Tuesday, May 08, 2007

Memories or Vanity?

I'm triaging books and journals and papers to decide which things will making the trek to Tacoma, which will be stored at my parents' for future reference, and which will be completely discarded, never to be heard from again. Some of the books have been difficult to place. I have trouble letting go of things I had once assigned value to. I'm trying to be as minimalistic as possible.

Then I came across tons of old journals. And I was faced with a dilemma: do I keep these? Why would I? Am I ever going to want to know what they said? Does it matter now? Will someone else want to know? Would my children be interested? I know when I found some old journals of my mom's, I was completely intrigued by the stories inside. It was entertaining to me. And people write biographies and memoirs from such things. But assuming that I would be biograph-able is vain. Assuming that someone is going to want to know what happened during my college years, my high school years, and those thereafter is a bit pompous, I feel.

The only validating conclusion I have reached regarding their preservation would be the possibility of someone reading about my life and seeing how God used the weak, the poor, the foolish thing (me) of this world to accomplish His purposes, to show His power and what HE alone can do in a life. I don't think my life exemplifies that at this point, but I'm trusting in this process of sanctification. That would make it worth it. Otherwise, they will just take up space and produce clutter.

Any thoughts?

Thursday, May 03, 2007

So I've officially become the blogger I said I'd never be: the one that goes weeks without a post, leaving their faithful readers high and dry and bored and maybe even resistent to frequent the blog in the future.

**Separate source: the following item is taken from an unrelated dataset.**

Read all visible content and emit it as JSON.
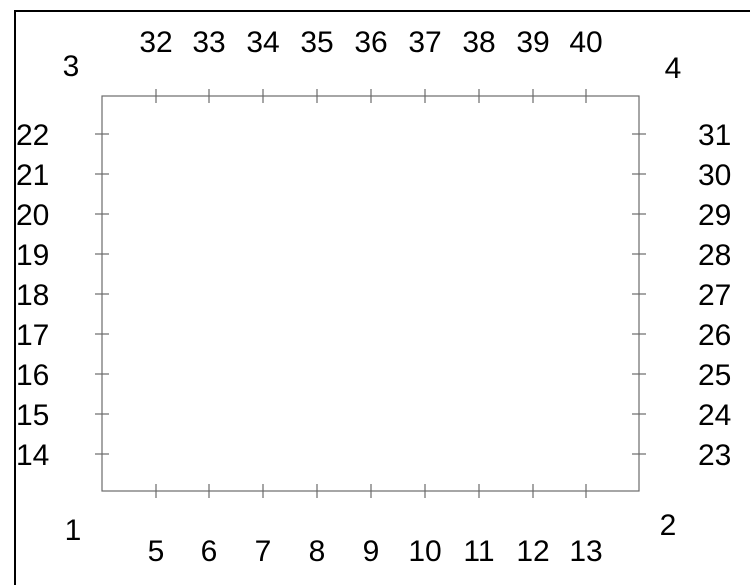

But honestly, life's just been a blur of finishing rotation, working part-time at CVS, and trying to soak up Nashvegas before I head on over the Pacific Northwest.

Tonight, however, was exceptional. One of my resolutions, if you will, before I leave this land of music and honey was to see as many concerts in my final days as possible. And tonight, one of my favorite singer/songwriters was giving a benefit concert at the Nashville Rescue Mission. I went with one of my faithful concert friends, actually a friend of Payten's that she lets me borrow due to our shared love of music. Another one of their Belmont friends joined us as well.

Tyler James is so fun to watch. I love seeing live music, but I sometimes get bored at shows. But these guys were having so much fun, and he's a refreshing artist in that he does music because it's natural to him, not to be seen or celebrated or validated. He's rare.

Then they had some of the missions' graduates tell their story, and I wiped away tears. It was so sobering to hear their life stories and how they had been changed by a relationship with Christ. One of the stories came from a guy that grew up like most of my close friends...middle class white America, went to college on a baseball scholarship, got good jobs and screwed them up because of addiction to drugs and alcohol. Ended up homeless in Nashville. Now he works at the shelter.

It really helped me put things in perspective. These people looked in the face of death and chose life...and Life abundant. I don't know if I've ever come to a crossroads of that depth. It reminded me that I have so much to be thankful for...and so much responsibility to use what I've been given for the furthering of the Kingdom.